Kelar COVID-19, dia berharap pemerintah pusat maupun pemerintah daerah lebih siap dengan infrastruktur ke obyek wisata dan terintegrasi dengan baik sehingga obyek wisata mudah dicapainya.
” Jangan lupa untuk fokus pada SDM setempat jadi saat turis datang ke obyek wisata termasuk kunjungan ke desa wisata maka pihak pengelola sudah ada standard operational procedure ( SOP) menerima tamunya bagaimana karena ke depan faktor kebersihan paling utama,”
Bruriadi Kusuma yang akrab disapa Broer, kelahiran Jakarta tahun 1935 yang kini sudah berusia 85 tahun setuju sekali untuk menggalakkan wisata domestik pasca pandemi virus Corona dan untuk traveler seusianya memang desa wisata menjadi tujuan menarik.

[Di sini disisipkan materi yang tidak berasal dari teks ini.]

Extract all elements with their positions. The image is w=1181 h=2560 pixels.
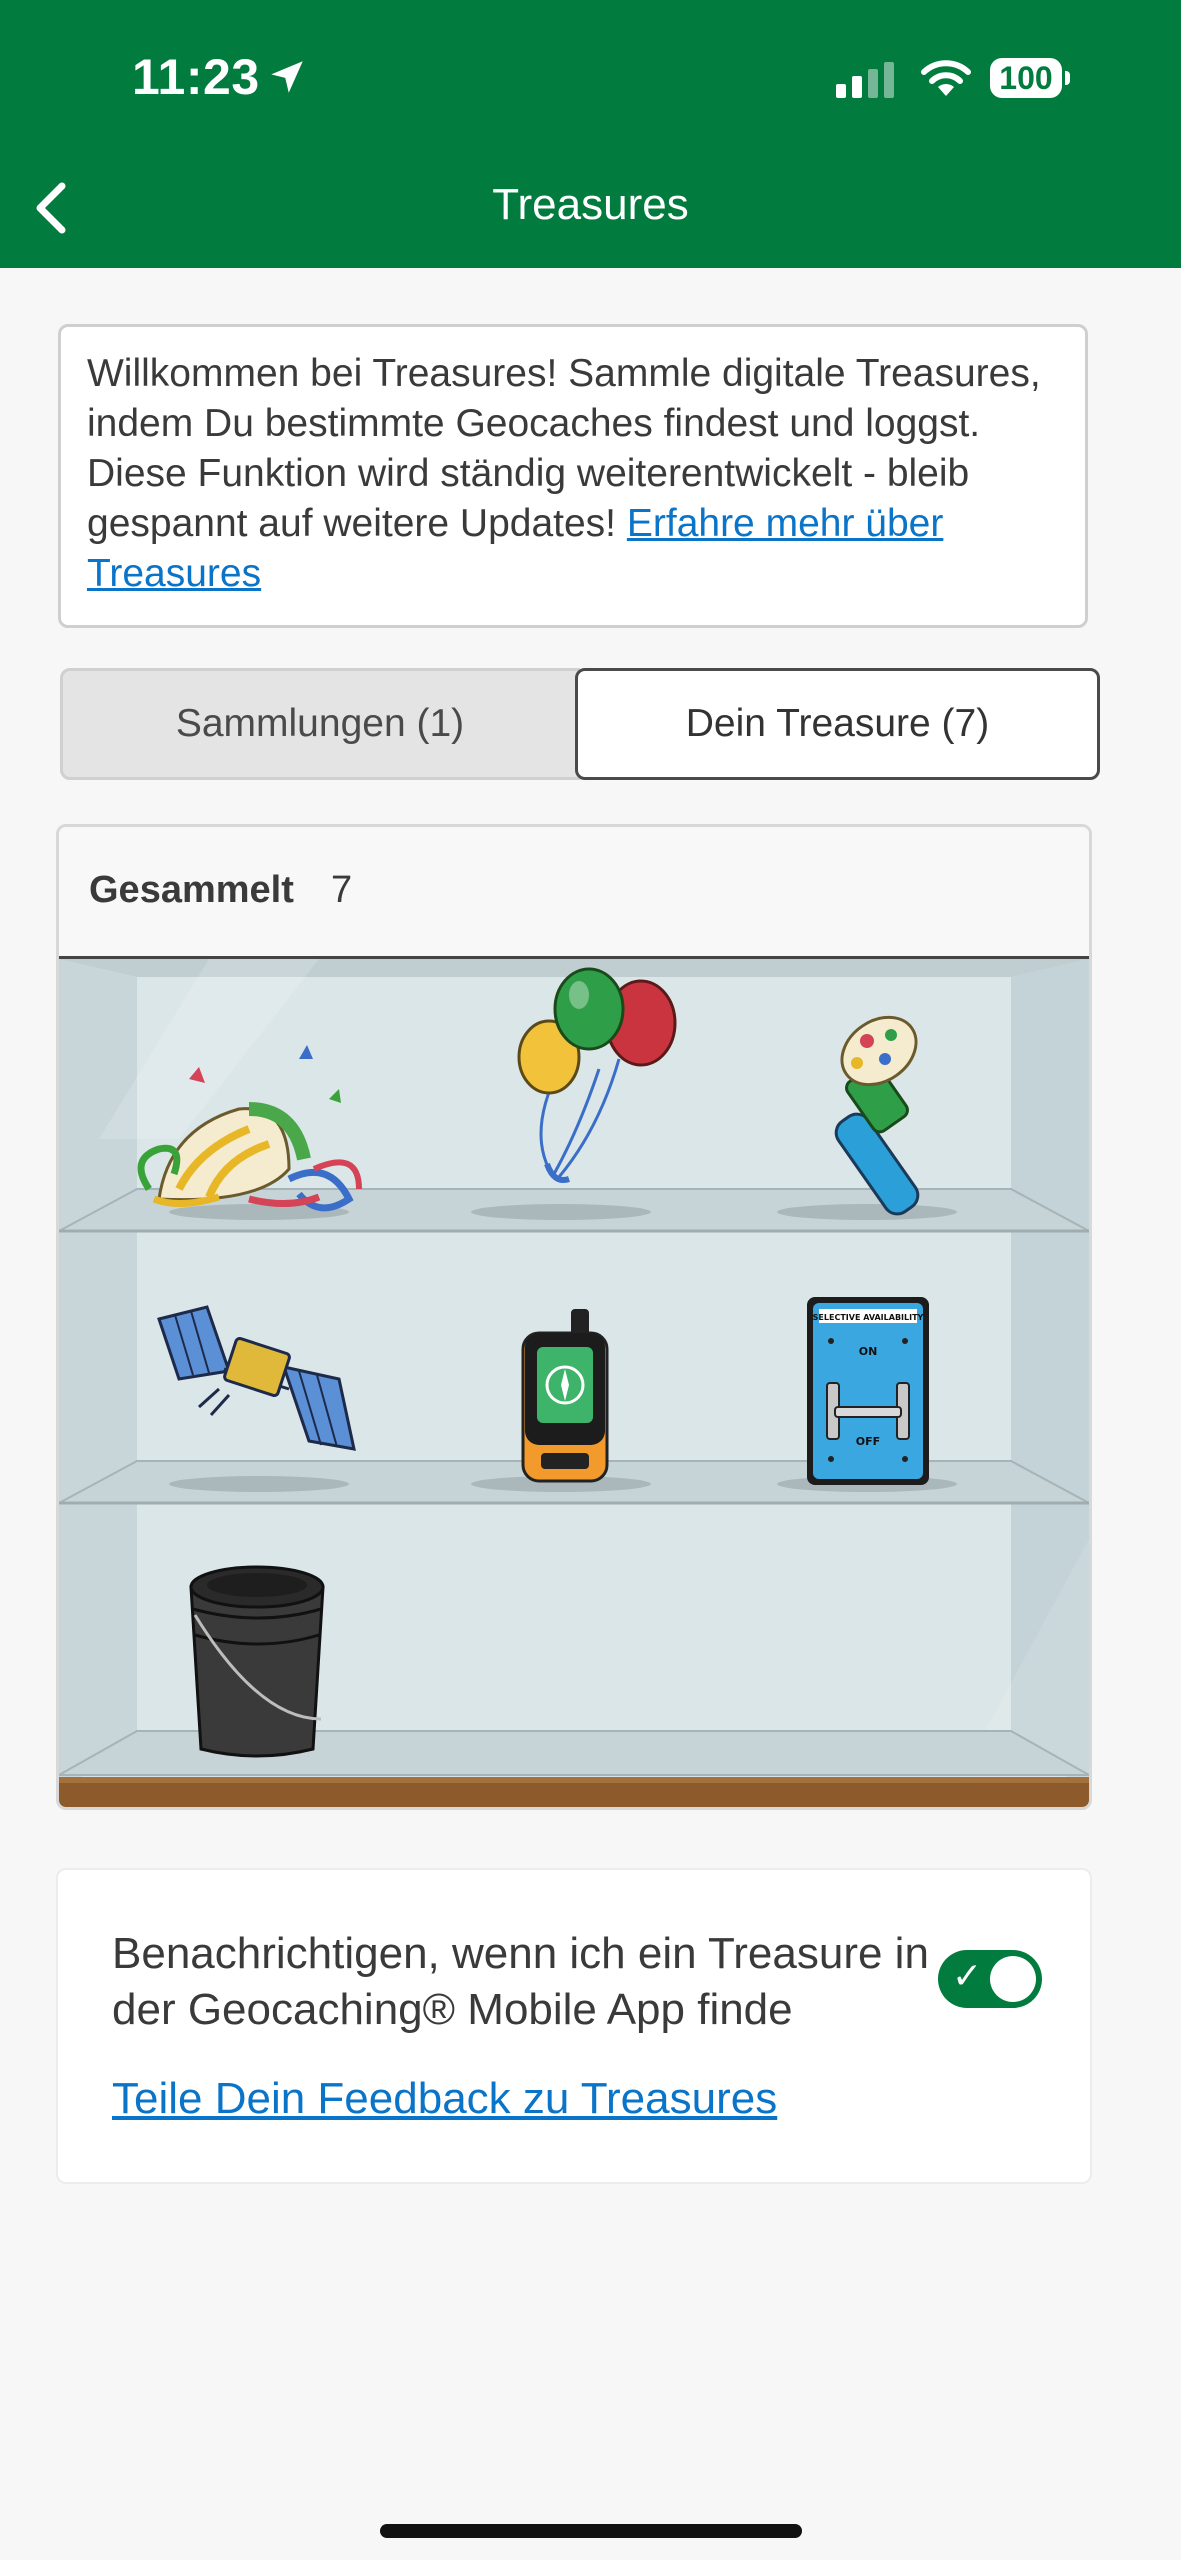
bucket-item[interactable] — [189, 1565, 325, 1758]
collected-count: 7 — [331, 869, 353, 911]
page-title: Treasures — [492, 180, 689, 229]
status-time: 11:23 — [132, 49, 260, 105]
check-icon: ✓ — [952, 1956, 983, 1997]
toggle-knob — [990, 1956, 1036, 2002]
collected-label: Gesammelt — [89, 869, 294, 911]
signal-icon — [836, 62, 894, 98]
treasure-collection-card: Gesammelt 7 SELECTIVE AVAILABILITY ON OF… — [56, 824, 1092, 1810]
battery-icon: 100 — [990, 58, 1072, 100]
tab-collections[interactable]: Sammlungen (1) — [60, 668, 580, 780]
switch-off-label: OFF — [856, 1435, 880, 1448]
battery-level: 100 — [990, 58, 1062, 98]
intro-box: Willkommen bei Treasures! Sammle digital… — [58, 324, 1088, 628]
app-header: 11:23 100 Treasures — [0, 0, 1181, 268]
wifi-icon — [921, 60, 971, 96]
location-arrow-icon — [271, 61, 303, 93]
collection-header: Gesammelt 7 — [59, 827, 1089, 959]
selective-availability-switch-item[interactable]: SELECTIVE AVAILABILITY ON OFF — [807, 1297, 929, 1485]
notification-text: Benachrichtigen, wenn ich ein Treasure i… — [112, 1929, 929, 2034]
treasure-shelf: SELECTIVE AVAILABILITY ON OFF — [59, 959, 1089, 1807]
gps-device-item[interactable] — [521, 1309, 609, 1483]
switch-on-label: ON — [859, 1345, 878, 1358]
home-indicator[interactable] — [380, 2524, 802, 2538]
notification-card: Benachrichtigen, wenn ich ein Treasure i… — [56, 1868, 1092, 2184]
notification-toggle[interactable]: ✓ — [938, 1950, 1042, 2008]
switch-title: SELECTIVE AVAILABILITY — [813, 1313, 924, 1322]
tab-your-treasure[interactable]: Dein Treasure (7) — [575, 668, 1100, 780]
feedback-link[interactable]: Teile Dein Feedback zu Treasures — [112, 2074, 777, 2124]
tab-bar: Sammlungen (1) Dein Treasure (7) — [60, 668, 1100, 780]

“Karena sudah sepuh saya mau ke desa wisata di Jawa Barat, Bali dan Sumatra Barat saja. Pokoknya yang aksesnya mudah terjangkau karena faktor usia nih. Waktu masih muda blusukan ke pedalaman Kalimantan Timur, Barat dan pelosok negri lainnya juga saya datangi,” katanya tergelak.
Broer dan istri dikenal sebagai seorang pengelana karena sudah mendatangi 176 negara merdeka ditambah puluhan daerah teritori dan koloni di seluruh dunia. Selain memang hobi traveling, pria yang juga pendiri PT Pakubumi Semesta ini selama 25 tahun terakhir banyak membukukan laporan perjalanannya ini.

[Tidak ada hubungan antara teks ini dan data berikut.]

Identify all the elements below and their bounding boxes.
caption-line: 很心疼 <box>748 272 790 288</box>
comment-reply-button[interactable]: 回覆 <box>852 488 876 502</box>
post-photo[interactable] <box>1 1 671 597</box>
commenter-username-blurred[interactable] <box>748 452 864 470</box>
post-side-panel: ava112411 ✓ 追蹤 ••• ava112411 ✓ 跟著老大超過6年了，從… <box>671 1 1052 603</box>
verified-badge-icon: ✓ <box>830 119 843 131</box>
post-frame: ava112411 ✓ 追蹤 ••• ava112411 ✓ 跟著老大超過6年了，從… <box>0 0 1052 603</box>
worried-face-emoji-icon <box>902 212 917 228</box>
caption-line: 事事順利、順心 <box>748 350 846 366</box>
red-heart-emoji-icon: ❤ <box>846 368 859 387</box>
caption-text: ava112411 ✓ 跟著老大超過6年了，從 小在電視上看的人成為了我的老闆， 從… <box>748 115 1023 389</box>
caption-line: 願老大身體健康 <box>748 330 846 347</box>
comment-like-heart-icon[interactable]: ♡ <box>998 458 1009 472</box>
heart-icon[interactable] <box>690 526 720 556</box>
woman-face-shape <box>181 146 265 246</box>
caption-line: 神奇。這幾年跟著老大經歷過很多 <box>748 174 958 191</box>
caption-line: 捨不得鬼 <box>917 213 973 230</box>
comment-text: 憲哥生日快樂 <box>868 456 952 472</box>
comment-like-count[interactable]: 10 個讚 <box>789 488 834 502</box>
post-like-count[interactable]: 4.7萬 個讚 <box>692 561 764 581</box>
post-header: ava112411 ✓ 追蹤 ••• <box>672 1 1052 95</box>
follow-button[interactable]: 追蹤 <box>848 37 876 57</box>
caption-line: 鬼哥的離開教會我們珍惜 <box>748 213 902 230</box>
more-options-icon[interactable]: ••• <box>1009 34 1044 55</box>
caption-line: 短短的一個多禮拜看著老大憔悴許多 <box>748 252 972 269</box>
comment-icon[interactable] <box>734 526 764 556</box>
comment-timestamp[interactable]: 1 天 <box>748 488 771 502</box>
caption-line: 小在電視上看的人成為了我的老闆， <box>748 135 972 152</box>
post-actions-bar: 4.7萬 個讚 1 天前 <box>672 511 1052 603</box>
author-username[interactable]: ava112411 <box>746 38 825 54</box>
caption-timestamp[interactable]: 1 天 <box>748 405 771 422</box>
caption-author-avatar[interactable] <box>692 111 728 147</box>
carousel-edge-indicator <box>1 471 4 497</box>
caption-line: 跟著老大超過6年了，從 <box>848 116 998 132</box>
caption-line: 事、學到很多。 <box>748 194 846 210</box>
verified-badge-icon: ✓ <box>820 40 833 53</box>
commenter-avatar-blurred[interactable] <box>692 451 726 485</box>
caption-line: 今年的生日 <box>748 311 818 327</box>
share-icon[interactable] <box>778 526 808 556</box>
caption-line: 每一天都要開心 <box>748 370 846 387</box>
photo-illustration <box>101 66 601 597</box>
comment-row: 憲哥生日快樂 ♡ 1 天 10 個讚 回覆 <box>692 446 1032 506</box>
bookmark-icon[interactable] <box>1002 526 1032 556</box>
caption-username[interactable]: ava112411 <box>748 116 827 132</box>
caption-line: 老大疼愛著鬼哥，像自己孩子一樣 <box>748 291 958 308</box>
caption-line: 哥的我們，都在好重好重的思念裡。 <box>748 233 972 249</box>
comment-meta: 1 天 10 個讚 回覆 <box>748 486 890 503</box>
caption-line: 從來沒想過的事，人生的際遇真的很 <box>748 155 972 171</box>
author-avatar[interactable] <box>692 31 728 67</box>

” Kami berpengalaman tinggal di homestay desa wisata di Islandia, sebuah negara Nordik yang terletak di sebelah barat laut Eropa dan sebelah utara Samudera Atlantik. Kami juga pernah tinggal di homestay di Afrika Selatan dan di Jepang, ” katanya
Pengalaman tinggal di homestay benar-benar pengalaman yang mengesankan karena tamu menyatu dan berinteraksi dengan masyarakat lokal, belajar budaya mereka secara langsung dan mencicipi makanan tradisionalnya.

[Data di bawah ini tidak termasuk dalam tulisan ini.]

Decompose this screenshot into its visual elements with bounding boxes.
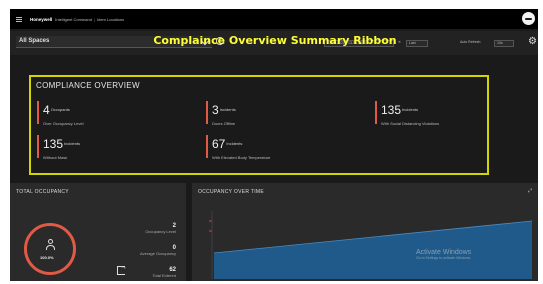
activate-windows-watermark: Activate Windows Go to Settings to activ… — [416, 249, 471, 260]
metric-social-distancing[interactable]: 135Incidents With Social Distancing Viol… — [375, 101, 440, 126]
total-occupancy-title: TOTAL OCCUPANCY — [16, 189, 69, 195]
metric-description: With Social Distancing Violations — [381, 121, 440, 126]
ribbon-caption: Complaince Overview Summary Ribbon — [153, 34, 397, 47]
total-occupancy-panel: TOTAL OCCUPANCY 100.0% 2 Occupancy Level… — [10, 183, 186, 281]
exit-icon — [117, 264, 127, 275]
occupancy-area — [214, 221, 532, 279]
stat-average-occupancy: 0 Average Occupancy — [140, 245, 176, 256]
metric-value: 67 — [212, 137, 226, 151]
metric-elevated-temperature[interactable]: 67Incidents With Elevated Body Temperatu… — [206, 135, 271, 160]
occupancy-gauge: 100.0% — [24, 223, 76, 275]
metric-value: 3 — [212, 103, 219, 117]
gear-icon[interactable]: ⚙ — [528, 37, 537, 47]
gauge-value: 100.0% — [40, 255, 54, 260]
metric-unit: Incidents — [402, 107, 419, 113]
metric-unit: Incidents — [226, 141, 243, 147]
auto-refresh-label: Auto Refresh — [458, 40, 492, 47]
avatar[interactable] — [522, 12, 535, 25]
stat-occupancy-level: 2 Occupancy Level — [145, 223, 176, 234]
auto-refresh-select[interactable]: 10s — [494, 40, 514, 47]
metric-unit: Incidents — [219, 107, 236, 113]
metric-description: Doors Offline — [212, 121, 236, 126]
metric-value: 135 — [381, 103, 402, 117]
watermark-title: Activate Windows — [416, 249, 472, 256]
compliance-overview-panel: COMPLIANCE OVERVIEW 4Occupants Over Occu… — [29, 75, 489, 175]
stat-label: Occupancy Level — [145, 229, 176, 234]
occupancy-trend-chart — [209, 211, 533, 279]
metric-value: 4 — [43, 103, 50, 117]
breadcrumb-separator: | — [93, 16, 95, 22]
auto-refresh-value: 10s — [497, 41, 503, 45]
watermark-subtitle: Go to Settings to activate Windows. — [416, 256, 472, 260]
app-window: Honeywell Intelligent Command | Idem Loc… — [10, 9, 538, 281]
metric-unit: Occupants — [50, 107, 70, 113]
auto-refresh-text: Auto Refresh — [460, 40, 481, 44]
space-selector-value: All Spaces — [19, 38, 50, 44]
stat-label: Total Entered — [152, 273, 176, 278]
metric-description: With Elevated Body Temperature — [212, 155, 271, 160]
breadcrumb-page[interactable]: Idem Locations — [97, 17, 124, 22]
compliance-title: COMPLIANCE OVERVIEW — [36, 81, 140, 90]
stat-label: Average Occupancy — [140, 251, 176, 256]
metric-unit: Incidents — [64, 141, 81, 147]
person-icon — [46, 239, 55, 251]
metric-without-mask[interactable]: 135Incidents Without Mask — [37, 135, 81, 160]
stat-total-entered: 62 Total Entered — [152, 267, 176, 278]
metric-doors-offline[interactable]: 3Incidents Doors Offline — [206, 101, 236, 126]
metric-value: 135 — [43, 137, 64, 151]
top-bar: Honeywell Intelligent Command | Idem Loc… — [10, 9, 538, 29]
app-name: Intelligent Command — [55, 16, 92, 22]
metric-description: Without Mask — [43, 155, 68, 160]
occupancy-over-time-panel: OCCUPANCY OVER TIME ⤢ Activate Windows G… — [192, 183, 538, 281]
metric-over-occupancy[interactable]: 4Occupants Over Occupancy Level — [37, 101, 84, 126]
metric-description: Over Occupancy Level — [43, 121, 84, 126]
menu-icon[interactable] — [16, 16, 22, 22]
brand-logo: Honeywell — [30, 16, 53, 22]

Selama berkelana di luar negri, B. Kusuma banyak ditemani istrinya, sedangkan untuk berwisata bersama komunitasnya seperti Indonesia Tourism Senior Club ( ITSC) dan komunitas Dharma Wulan yang didirikan bersama rekan-rekannya dia selalu berpartisipasi aktif pula.
Komunitas Wulan adalah singkatan dari Warga Lanjut Usia sehingga Dharma Wulan adalah komunitas yang memperjuangkan warga usia lanjut Indonesia agar lebih mandiri, terhormat dan bermakna.
Menurut Broer Kusuma, desa wisata di Indonesia sebaiknya dikembangkan supaya bersih terutama memiliki sanitasi yang baik. Keberadaan desa wisata selain untuk mempertahankan tradisi, budaya dan gaya hidup warga setempat juga untuk menikmati pemandangan yang asri sehingga sudah sepantasnya desa wisata menjadi tujuan wisata semua umur bukan hanya warga senior.
” Desa wisata justru menjadi kekuatan daya saing pariwisata Indonesia karena kekayaan negara kepulauan dengan beragam suku bangsa menjadi keunikan tersendiri yang menarik kunjungan wisatawan nusantara maupun mancanegara,” katanya menutup pembicaraan.